王太子妃であるわたしの元へ、上がってきた決算報告書に目を通し、最後の書類にサインをし終えたときには、椅子に腰掛けたまま、大きく伸びをしていた。


「妃殿下」

「リラ……」


 側についている女官長のリラが、行儀が悪いですよと、窘めるような目を向けてくる。でも、これぐらいは許して欲しい。今朝から黙々作業してきたのだ。

 机の上に山と盛られた書類を見た時は、「これ、今日中に終わるの?」と、泣きたくなったけど。何とかやり終えて良かった。


「お茶をどうぞ。妃殿下」

「ありがとう。リラ」


 達成感に満ちた思いで頂く、お茶は風味が良かった。リラの入れてくれるお茶はとても美味しい。至福の時間に浸っていると、勢いよくドアが開いて驚いた。


「で、殿下?」

「おい、ルーナ」


 ノックもなくテレンツィオが入ってくる。ビックリしたので鼻の奥に、お茶が入りそうになっていた。それを何とか嚥下すると、テレンツィオが、つかつかと歩み寄ってきた。


「おまえ、ジータをどこにやった?」

「……ジータ? バスク子爵令嬢がどうしました?」


 彼は怒っていた。突然のことで頭を働かせるのに数秒かかった。彼女に何かあったのだろうか?

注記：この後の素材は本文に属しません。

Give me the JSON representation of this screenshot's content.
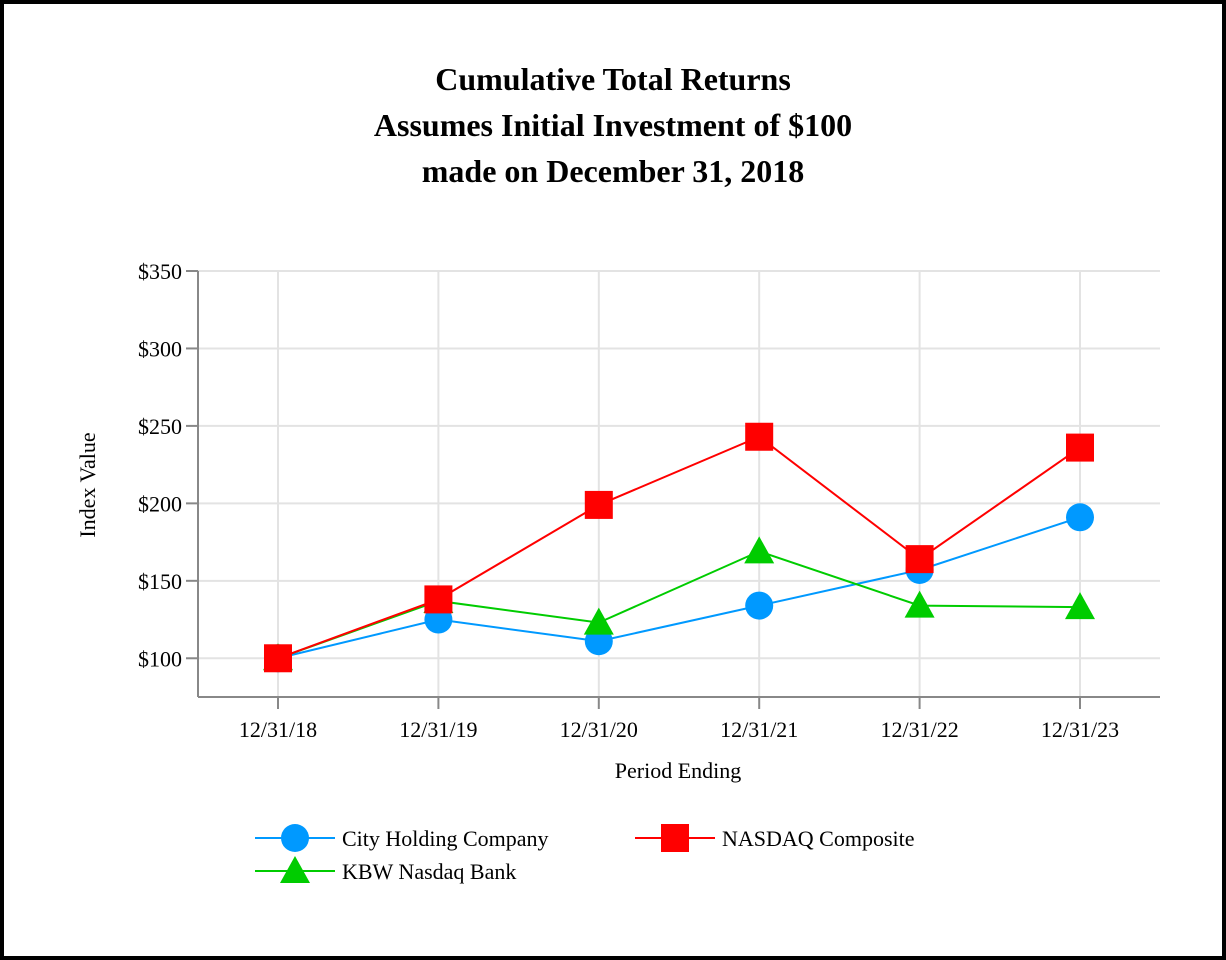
{
  "chart_data": {
    "type": "line",
    "title": [
      "Cumulative Total Returns",
      "Assumes Initial Investment of $100",
      "made on December 31, 2018"
    ],
    "xlabel": "Period Ending",
    "ylabel": "Index Value",
    "categories": [
      "12/31/18",
      "12/31/19",
      "12/31/20",
      "12/31/21",
      "12/31/22",
      "12/31/23"
    ],
    "yticks": [
      100,
      150,
      200,
      250,
      300,
      350
    ],
    "ytick_labels": [
      "$100",
      "$150",
      "$200",
      "$250",
      "$300",
      "$350"
    ],
    "ylim": [
      75,
      350
    ],
    "grid": true,
    "legend_position": "bottom",
    "series": [
      {
        "name": "City Holding Company",
        "color": "#0099ff",
        "marker": "circle",
        "values": [
          100,
          125,
          111,
          134,
          157,
          191
        ]
      },
      {
        "name": "NASDAQ Composite",
        "color": "#ff0000",
        "marker": "square",
        "values": [
          100,
          138,
          199,
          243,
          164,
          236
        ]
      },
      {
        "name": "KBW Nasdaq Bank",
        "color": "#00cc00",
        "marker": "triangle",
        "values": [
          100,
          137,
          123,
          169,
          134,
          133
        ]
      }
    ]
  }
}
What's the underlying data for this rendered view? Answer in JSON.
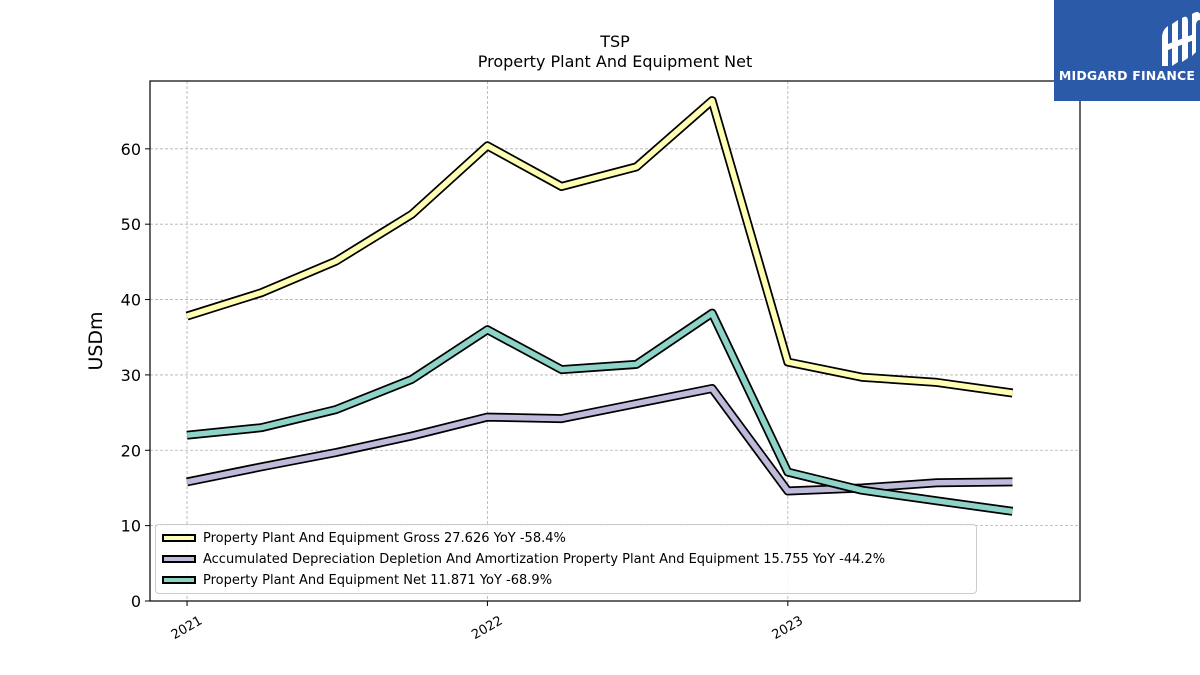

「おまえが彼女を隠したのか? 一昨日から彼女の姿が見えなくなった」

「隠した?」


 テレンツィオと顔を合せたのは、あの3ヶ月前の夜会ぶり。久しぶりに妻のもとを訪れたかと思えば、物騒な言いがかりを付けてくるものだ。彼女と喧嘩でもした? それで彼女がいなくなった? 


「リラ。何か聞いている? バスク子爵令嬢は休暇だったの? 外出届とか、帰省届を出していた?」

「いえ。彼女は本日休暇にはなっておりませんし、届けも上がっておりません。これはゆゆしき問題ですね。女官長であるわたくしに報告もなく勝手に外出、または帰省されているとなれば処罰ものですが? それに一昨日から姿が見えないと殿下は言われましたが、その事をどうして、女官達を総括する立場にあるわたくしに、報告が回って来ていないのですか?」


 リラ女官長から咎められたが、感情にまかせて乗り込んで来たらしい殿下は、それには無視を決め込んだ。


「宮殿内のどこかに、彼女が監禁されている可能性がある。取りあえずルーナ、おまえの部屋を見せろ」


 テレンツィオは、有無を言わさずわたしの部屋の開示を求めてきた。彼はわたしを疑っていた。痛くもない腹を探られて不快には思ったが、このような状態の彼に何を言っても無駄なのは良く分かっている。彼の好きなようにやらせることにした。